Por exemplo, debate sobre o COMPAS - o algoritmo de sentenciamento de dados que foi objeto de uma leitura ampla Investigação Pro Publica - focado no fato de que ele tendia a produzir resultados raciais. Isso é importante. Mas também é importante entender como o COMPAS funcionou, mesmo que os resultados não fossem tão problemáticos.

Imaginemos que sabíamos que um algoritmo como COMPAS era 100% eficaz para prever a probabilidade de reincidência do infrator. Vamos imaginar também que o motivo de ser tão preciso foi porque seu conjunto de dados era tão abrangente. Incluía todas as comunicações privadas que um ofensor havia produzido nos últimos dez anos. Todas as mensagens de texto, postagens no Facebook, e-mail, chamadas telefônicas, visualização de páginas da Web - tudo isso. Esses dados permitiram um perfil psicológico claro do ofensor e previsões incrivelmente precisas de reincidência.

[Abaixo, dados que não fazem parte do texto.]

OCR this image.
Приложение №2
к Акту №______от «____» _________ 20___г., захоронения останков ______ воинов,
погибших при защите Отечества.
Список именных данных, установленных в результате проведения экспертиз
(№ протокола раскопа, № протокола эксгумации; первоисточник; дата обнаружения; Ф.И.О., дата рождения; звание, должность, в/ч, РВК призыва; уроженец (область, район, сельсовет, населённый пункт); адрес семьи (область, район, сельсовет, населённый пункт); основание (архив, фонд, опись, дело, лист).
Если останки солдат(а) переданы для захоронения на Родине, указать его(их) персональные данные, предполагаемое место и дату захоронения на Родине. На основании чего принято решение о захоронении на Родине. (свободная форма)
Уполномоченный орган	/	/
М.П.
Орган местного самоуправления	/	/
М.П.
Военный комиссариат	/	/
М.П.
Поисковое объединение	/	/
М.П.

Ainda haveria motivos para se opor a essa tecnologia, não porque ela conseguisse resultados terríveis, mas porque alcançou bons resultados de uma maneira que solapou nossos princípios comuns em relação à privacidade e à liberdade civil. É aí que uma filosofia exclusivamente orientada para resultados se torna um problema real.

Humanos primeiro

A tecnologia provavelmente faz parte da solução para a maioria dos nossos grandes desafios morais. Mas não sozinho. Uma das funções da tecnologia é ampliar a atividade humana. Isso significa que os humanos precisam colocar sua própria casa em ordem antes que a tecnologia possa ser útil.

A ConversaçãoNós também precisamos acertar o processo tecnológico. Precisamos mudar nosso padrão do que conta como tecnologia "excelente", longe da lógica de velocidade, eficácia e controle. Se não o fizermos, a tecnologia provavelmente se tornará nosso próximo grande desafio moral. Mais preocupante, a essa altura, poderíamos ter cedido muito poder às máquinas para poder fazer algo a respeito.

Sobre o autor

Matthew Beard, palestrante associado, Universidade de Notre Dame na Austrália

Este artigo foi originalmente publicado em A Conversação. Leia o artigo original.